Lol Chase always calls me.

"We'd like to confirm this wire. We just need some details."

"Okay, I am me, that's true. But I should probably call Chase back for this right? This is textbook scam stuff. What do I tell them to get to you as fast as possible."

"All right, sir. That's fine. Let me just make a note on the account. You should be able to find the phone number on the website"

And then I usually just find my way.
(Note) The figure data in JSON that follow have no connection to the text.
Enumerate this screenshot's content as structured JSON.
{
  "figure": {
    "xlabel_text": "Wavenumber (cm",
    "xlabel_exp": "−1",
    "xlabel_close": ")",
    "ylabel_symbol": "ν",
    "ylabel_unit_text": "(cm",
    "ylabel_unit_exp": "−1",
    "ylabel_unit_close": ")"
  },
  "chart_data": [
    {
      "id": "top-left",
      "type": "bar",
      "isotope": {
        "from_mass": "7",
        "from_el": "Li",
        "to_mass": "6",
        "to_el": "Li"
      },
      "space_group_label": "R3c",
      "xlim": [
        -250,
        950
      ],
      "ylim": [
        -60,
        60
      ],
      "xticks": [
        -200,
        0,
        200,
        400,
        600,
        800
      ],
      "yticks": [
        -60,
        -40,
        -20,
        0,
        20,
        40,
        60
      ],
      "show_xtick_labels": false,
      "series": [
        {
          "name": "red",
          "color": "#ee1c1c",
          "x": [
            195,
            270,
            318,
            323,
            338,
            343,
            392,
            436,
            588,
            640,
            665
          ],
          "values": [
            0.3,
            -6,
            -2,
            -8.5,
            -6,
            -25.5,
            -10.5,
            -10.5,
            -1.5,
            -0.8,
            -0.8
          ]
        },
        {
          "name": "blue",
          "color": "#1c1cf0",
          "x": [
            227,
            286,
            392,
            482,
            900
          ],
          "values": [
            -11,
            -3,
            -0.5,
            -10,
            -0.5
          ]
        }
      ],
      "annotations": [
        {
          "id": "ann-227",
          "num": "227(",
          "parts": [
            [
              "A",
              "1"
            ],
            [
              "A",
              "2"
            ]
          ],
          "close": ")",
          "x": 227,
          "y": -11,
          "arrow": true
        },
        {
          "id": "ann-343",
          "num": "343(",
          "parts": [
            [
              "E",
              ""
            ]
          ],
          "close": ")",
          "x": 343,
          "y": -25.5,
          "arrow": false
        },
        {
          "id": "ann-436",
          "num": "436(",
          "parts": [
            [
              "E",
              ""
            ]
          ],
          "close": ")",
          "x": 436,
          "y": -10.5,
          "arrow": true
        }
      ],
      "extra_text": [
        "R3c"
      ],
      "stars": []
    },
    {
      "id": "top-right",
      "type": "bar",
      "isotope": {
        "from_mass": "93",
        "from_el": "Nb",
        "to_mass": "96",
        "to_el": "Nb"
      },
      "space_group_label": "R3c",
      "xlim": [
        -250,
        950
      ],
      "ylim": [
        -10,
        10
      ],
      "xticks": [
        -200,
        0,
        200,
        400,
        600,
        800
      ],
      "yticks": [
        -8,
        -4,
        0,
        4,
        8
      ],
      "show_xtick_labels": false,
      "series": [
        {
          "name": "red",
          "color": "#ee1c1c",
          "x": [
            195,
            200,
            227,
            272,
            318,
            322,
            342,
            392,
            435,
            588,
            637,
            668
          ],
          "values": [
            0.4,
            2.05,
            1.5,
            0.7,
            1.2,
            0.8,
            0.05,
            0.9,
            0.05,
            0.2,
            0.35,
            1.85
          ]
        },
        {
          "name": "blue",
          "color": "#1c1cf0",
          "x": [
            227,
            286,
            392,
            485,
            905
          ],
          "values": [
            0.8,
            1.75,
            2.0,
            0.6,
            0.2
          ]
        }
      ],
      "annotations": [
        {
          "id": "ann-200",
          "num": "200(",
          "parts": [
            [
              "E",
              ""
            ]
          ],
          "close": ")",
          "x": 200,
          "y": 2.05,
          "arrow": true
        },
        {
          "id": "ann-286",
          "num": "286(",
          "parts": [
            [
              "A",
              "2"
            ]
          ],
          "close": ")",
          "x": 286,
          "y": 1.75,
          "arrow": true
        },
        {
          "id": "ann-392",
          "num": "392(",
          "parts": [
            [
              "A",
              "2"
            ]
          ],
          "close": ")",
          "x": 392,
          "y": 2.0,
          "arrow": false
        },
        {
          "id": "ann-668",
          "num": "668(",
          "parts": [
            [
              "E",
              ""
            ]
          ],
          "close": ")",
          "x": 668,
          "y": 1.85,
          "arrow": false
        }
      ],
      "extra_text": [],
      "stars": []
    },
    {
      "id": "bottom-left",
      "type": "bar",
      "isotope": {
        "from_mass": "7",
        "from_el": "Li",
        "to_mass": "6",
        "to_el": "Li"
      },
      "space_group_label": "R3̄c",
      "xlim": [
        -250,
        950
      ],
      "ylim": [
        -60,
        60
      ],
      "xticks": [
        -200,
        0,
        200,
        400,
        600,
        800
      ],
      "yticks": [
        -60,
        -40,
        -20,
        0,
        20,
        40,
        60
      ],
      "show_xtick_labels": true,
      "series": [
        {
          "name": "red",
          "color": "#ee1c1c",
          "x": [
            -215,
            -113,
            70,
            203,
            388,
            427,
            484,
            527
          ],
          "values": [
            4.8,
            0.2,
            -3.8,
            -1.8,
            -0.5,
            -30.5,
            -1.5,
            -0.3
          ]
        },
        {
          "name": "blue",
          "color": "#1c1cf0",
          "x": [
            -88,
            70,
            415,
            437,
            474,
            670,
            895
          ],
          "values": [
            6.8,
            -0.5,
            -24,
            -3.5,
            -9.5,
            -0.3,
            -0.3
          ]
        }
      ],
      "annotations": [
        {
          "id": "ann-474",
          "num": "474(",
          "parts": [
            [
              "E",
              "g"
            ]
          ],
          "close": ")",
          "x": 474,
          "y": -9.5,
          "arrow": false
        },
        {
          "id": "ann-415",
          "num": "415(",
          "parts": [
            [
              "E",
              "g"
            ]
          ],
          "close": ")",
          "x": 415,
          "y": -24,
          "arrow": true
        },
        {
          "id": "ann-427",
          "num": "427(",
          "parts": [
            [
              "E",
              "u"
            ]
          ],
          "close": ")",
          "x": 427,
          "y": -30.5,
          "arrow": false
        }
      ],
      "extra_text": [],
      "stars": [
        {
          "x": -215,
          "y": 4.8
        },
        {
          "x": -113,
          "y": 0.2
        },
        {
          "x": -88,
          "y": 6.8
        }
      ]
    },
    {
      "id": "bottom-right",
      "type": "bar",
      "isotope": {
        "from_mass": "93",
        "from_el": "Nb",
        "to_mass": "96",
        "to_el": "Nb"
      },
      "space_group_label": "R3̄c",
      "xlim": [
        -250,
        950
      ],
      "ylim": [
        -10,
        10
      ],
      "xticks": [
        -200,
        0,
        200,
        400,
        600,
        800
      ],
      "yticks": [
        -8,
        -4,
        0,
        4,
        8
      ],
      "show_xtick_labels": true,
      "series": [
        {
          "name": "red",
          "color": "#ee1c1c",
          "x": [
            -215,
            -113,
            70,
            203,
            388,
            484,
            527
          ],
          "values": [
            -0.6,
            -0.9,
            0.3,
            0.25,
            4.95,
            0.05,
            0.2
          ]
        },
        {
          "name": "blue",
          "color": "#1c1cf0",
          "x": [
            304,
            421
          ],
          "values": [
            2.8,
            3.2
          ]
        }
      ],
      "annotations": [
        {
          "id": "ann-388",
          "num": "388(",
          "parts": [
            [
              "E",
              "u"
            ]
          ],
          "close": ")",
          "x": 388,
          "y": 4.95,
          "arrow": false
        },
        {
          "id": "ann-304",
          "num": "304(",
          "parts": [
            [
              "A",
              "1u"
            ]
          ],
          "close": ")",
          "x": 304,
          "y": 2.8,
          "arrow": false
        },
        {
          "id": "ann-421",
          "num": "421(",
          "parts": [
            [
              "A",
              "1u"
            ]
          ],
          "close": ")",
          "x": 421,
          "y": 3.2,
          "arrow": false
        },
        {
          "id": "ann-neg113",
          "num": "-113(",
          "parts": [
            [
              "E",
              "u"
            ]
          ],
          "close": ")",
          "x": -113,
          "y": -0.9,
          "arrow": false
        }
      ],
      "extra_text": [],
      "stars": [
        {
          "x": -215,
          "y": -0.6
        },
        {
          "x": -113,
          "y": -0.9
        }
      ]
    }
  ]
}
It's funny, but you kind of have to be disciplined.

hopelite - 2 days ago

It seems to me the better and simpler solution is to continue teaching your users that this pattern this bank engages in is in fact still the pattern of hostile actors and let the bank deal with the consequences.
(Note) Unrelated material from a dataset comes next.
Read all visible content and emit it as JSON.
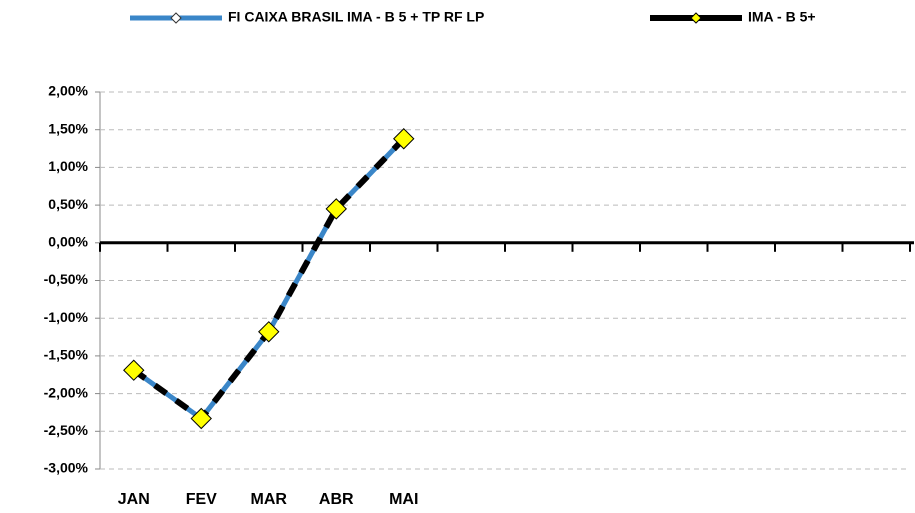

The system will surely rectify itself eventually when their spammy, manipulative, promotional banker campaigns do not produce results (is that a bad thing?) and they seek out firms that do produce results based on knowing what they are doing.

The author could even use it as an opportunity to promote his or someone else’s services and use this write-up as an artifact of evidence.

I don’t want to get too generalizing, but it is a perspective that does not surprise me coming from what seems to be a German, for better or worse. Complaints about not being in compliance with universal norms instead of taking advantage of a presented opportunity to break ranks for one’s their own individual advantage, strikes me as a very German perspective; like I said, for better or worse, without judgement, since both of these perspectives have their advantages and disadvantages.

taneq - 2 days ago

Some of the worst practices I've seen are from FedEx. When you order an international package, you get a text from some random FedEx employee's personal mobile number, containing a link to a website where you're meant to enter your credit card details to pay import duties. WTF? NO. I've called up about it and the support team were just like "ugh, yes, I know, yeah that's actually probably legit."